In a major jolt to the creative world, comic book author, editor and publisher Stan Lee, who is the brain behind the iconic Marvel comics that have given some of the most charismatic superheroes to the world, is no more. He breathed his last on 12 November 2018 at the Cedars Sinai Medical Center in Los Angeles, California, after he was admitted a day earlier owing to a medical emergency.
To quote a family representative, who spoke to ‘The Hollywood Reporter’, Mr. Stan Lee, who began in the business in 1939 and created or co-created Black Panther, Spider-Man, the X-Men, the Mighty Thor, Iron Man, the Fantastic Four, the Incredible Hulk, Daredevil and Ant-Man, among countless other characters, died early Monday morning at Cedars-Sinai Medical Center in Los Angeles’. The same was confirmed by Kirk Schenck, legal attorney for Mr. Lee’s daughter, J.C. Lee.
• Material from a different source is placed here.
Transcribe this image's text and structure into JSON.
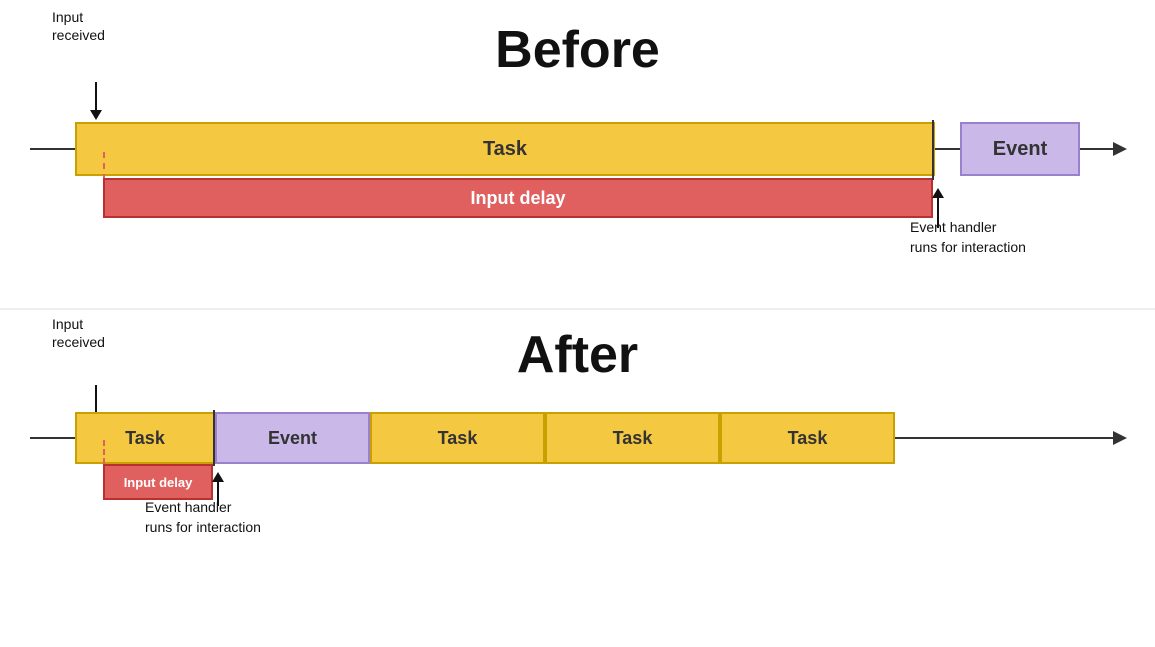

For those unaware, Stanley Martin Lieber, aka Stan Lee, was a comic book artist, who was born on Thursday, 28 December 1922, to Jewish immigrants from Romania, Celia and Jack Lieber, at West End Avenue in Manhattan, New York City.
Like his comic world, Stan’s life was nothing short of a roller coaster ride. He had seen it all, from the Great Depression to the World War II to the testing times of the Cold War. Before the World War II had broken out, he had joined as an assistant at the Timely Comics, headed by Martin Goodman. This was the same Timely which evolved into the iconic Marvel Comics by the early 60s, and since then, he never looked back.
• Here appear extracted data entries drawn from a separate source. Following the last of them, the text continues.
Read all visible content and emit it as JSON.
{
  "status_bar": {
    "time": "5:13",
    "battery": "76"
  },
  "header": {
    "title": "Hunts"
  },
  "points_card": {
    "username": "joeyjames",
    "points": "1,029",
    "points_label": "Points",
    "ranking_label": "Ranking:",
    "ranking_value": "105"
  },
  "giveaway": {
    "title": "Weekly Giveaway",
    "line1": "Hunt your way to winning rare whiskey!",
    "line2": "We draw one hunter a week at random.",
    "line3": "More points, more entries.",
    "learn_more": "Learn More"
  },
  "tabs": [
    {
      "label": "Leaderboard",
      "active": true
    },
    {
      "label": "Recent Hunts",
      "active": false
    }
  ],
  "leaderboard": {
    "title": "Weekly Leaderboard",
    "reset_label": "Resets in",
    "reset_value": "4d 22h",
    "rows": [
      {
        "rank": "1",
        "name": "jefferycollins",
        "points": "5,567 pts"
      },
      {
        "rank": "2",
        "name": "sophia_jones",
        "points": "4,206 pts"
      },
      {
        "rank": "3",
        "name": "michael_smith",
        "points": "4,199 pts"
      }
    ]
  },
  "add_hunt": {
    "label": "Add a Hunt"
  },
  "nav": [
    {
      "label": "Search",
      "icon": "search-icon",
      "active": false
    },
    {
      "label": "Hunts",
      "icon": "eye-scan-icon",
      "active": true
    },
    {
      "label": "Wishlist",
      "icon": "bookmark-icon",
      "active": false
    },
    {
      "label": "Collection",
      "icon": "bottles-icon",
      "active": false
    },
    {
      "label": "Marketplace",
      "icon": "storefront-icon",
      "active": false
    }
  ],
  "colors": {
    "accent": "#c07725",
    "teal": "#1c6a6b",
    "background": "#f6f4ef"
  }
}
From his teens, Stan Lee was a passionate writer, and he dreamt one day of writing the ‘Great American Novel’. He has donned many hats, to his own confession, from writing obituaries for a newspaper, to delivering sandwiches for a pharmacy near the Rockefeller Center, to working as an apprentice or office boy for a trouser’s manufacturer ushering at the Rivoli Theater in Broadway.
It was however at Timely Comics that Stan found his true calling. In the early 50s, when Julius Schwartz ushered a new era of superhero comics with his iconic Justice League characters, Stan Lee decided to take a different path. Unlike the idealistic superheroes in demand, he devised a new plan : create humanized superheroes, who had the same flaws as any other human, except that their deeds made them a superhero.
In that effect, he brought back estranged artist Jack Kirby, who had once left the Timely Comics group. Teaming up with another fellow artist Steve Ditko, the group came out with their first superhero group, i.e. the Fantastic Four.
It became popular immediately, and inspired the troika to make more such superheroes. Following the Fantastic Four, came Hulk, Thor, Iron Man, X Men, and with Steve Ditko, Stan created Doctor Strange and the most popular character of Marvel Universe, Peter Parker, who is more famous as the superhero Spider Man! He was subsequently rewarded with many laurels, including the prestigious National Medal of Arts in 2008.
Following the immense popularity of these heroes, the troika assimilated them all into a common universe, giving the iconic title ‘The Avengers’. If William Hanna and Joseph Barbera were the masters of animated cartoons through their iconic series ‘Tom and Jerry’, the troika of Steve, Jack and Stan were famous because of their flawed superheroes of Marvel Comics.
With the demise of Stan Lee, an entire legacy of creativity has come to an end. We hope that his soul attains divinity, and he continues to make the world revel with his creations, even when in heaven.